いろいろ出ている問題としては、対象が「標準治療がない」または「標準治療が終わった」固形ガンの患者に限られています。一般的なガンの場合はまず標準治療を受けてからでないと検査を受けられません。

標準治療が終わってなお進行している患者や再発した患者となると相当深刻なケースが多くなります。

遺伝子を解析するだけではなく、パネル検査結果をもとにどういう治療を行うのが適切かを、ガンゲノム医療の拠点となる病院に置かれた専門家会議で検討するという手順を踏むため、結果が主治医に戻ってくるまでには4週間から6週間の時間がかかります。

進行ガンの患者にとってこの時間は長すぎる場合もあり、結果が出る前に亡くなってしまう患者もいるようです。しかも検査の結果、遺伝子に変異が見つかったとしても治療に結びつくとは限りません。

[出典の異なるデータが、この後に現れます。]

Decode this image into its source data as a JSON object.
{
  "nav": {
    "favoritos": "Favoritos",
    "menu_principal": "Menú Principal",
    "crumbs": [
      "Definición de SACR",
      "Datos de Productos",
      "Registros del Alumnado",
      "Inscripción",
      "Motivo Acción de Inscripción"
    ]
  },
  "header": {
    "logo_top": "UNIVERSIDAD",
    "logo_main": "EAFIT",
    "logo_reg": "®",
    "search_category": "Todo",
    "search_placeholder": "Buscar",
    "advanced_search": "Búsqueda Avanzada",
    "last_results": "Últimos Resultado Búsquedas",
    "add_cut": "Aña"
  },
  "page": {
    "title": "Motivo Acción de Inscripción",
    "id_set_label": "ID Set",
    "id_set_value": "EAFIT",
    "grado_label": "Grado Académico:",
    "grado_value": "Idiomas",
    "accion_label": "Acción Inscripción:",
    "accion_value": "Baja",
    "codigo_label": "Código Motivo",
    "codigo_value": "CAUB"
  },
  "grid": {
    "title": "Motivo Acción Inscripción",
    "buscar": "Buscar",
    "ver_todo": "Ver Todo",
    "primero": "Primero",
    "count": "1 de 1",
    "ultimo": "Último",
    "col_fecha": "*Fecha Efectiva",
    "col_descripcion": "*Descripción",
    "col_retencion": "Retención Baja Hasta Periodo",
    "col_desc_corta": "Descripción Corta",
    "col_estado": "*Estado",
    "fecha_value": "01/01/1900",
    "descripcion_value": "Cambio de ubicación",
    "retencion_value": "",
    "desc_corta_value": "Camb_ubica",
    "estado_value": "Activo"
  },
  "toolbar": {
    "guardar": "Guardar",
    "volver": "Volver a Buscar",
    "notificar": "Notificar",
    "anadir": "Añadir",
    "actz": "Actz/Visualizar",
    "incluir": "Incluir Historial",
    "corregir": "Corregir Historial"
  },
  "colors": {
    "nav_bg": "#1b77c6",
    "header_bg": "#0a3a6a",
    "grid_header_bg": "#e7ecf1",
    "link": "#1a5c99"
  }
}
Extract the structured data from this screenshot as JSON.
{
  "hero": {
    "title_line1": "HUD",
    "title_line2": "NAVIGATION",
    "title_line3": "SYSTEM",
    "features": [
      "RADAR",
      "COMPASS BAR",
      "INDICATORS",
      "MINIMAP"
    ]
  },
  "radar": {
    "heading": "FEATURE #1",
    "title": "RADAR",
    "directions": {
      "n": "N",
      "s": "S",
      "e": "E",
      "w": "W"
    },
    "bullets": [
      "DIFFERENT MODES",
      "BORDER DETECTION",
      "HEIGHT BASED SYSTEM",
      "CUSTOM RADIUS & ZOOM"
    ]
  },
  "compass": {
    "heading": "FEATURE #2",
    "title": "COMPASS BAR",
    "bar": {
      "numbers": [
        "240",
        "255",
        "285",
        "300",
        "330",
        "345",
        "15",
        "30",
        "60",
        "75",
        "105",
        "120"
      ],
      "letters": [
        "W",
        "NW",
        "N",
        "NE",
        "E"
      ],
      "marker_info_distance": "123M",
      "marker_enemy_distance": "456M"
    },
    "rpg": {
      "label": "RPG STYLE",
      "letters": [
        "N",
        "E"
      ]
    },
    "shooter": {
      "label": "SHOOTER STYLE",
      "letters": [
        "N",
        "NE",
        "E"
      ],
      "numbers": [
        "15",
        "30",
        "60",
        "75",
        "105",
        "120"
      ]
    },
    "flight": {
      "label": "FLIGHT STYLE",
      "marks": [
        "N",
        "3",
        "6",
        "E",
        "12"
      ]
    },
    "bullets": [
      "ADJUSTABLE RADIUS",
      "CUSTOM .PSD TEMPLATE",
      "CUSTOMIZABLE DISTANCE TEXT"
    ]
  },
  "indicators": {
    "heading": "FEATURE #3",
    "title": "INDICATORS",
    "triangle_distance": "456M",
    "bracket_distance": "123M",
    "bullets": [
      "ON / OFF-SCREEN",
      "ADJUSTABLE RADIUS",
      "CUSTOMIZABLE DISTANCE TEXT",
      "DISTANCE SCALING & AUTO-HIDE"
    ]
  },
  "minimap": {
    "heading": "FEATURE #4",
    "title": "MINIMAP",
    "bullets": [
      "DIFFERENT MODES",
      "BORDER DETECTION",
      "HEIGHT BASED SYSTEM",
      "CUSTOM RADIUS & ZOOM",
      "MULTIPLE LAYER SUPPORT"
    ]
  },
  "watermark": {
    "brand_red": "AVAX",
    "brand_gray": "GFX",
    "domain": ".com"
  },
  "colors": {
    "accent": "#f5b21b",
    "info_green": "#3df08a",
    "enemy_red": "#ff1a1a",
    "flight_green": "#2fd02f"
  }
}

国立ガン研究センター中央病院が16年に行った臨床研究では、遺伝子パネル検査を行って結果が出た患者のうち、遺伝子変異に合った治療薬の投与を受けられたのは13.4%の25人にすぎませんでした。

さらに保険診療の中で承認されている薬を使えたのは25人のうち6人だけで、15人は治験中の薬、4人は適応外の薬の投与を受けました。

このように精密医療といってもまだ試行錯誤の段階で、一般的な治療となるには時間がかかりそうな気がします。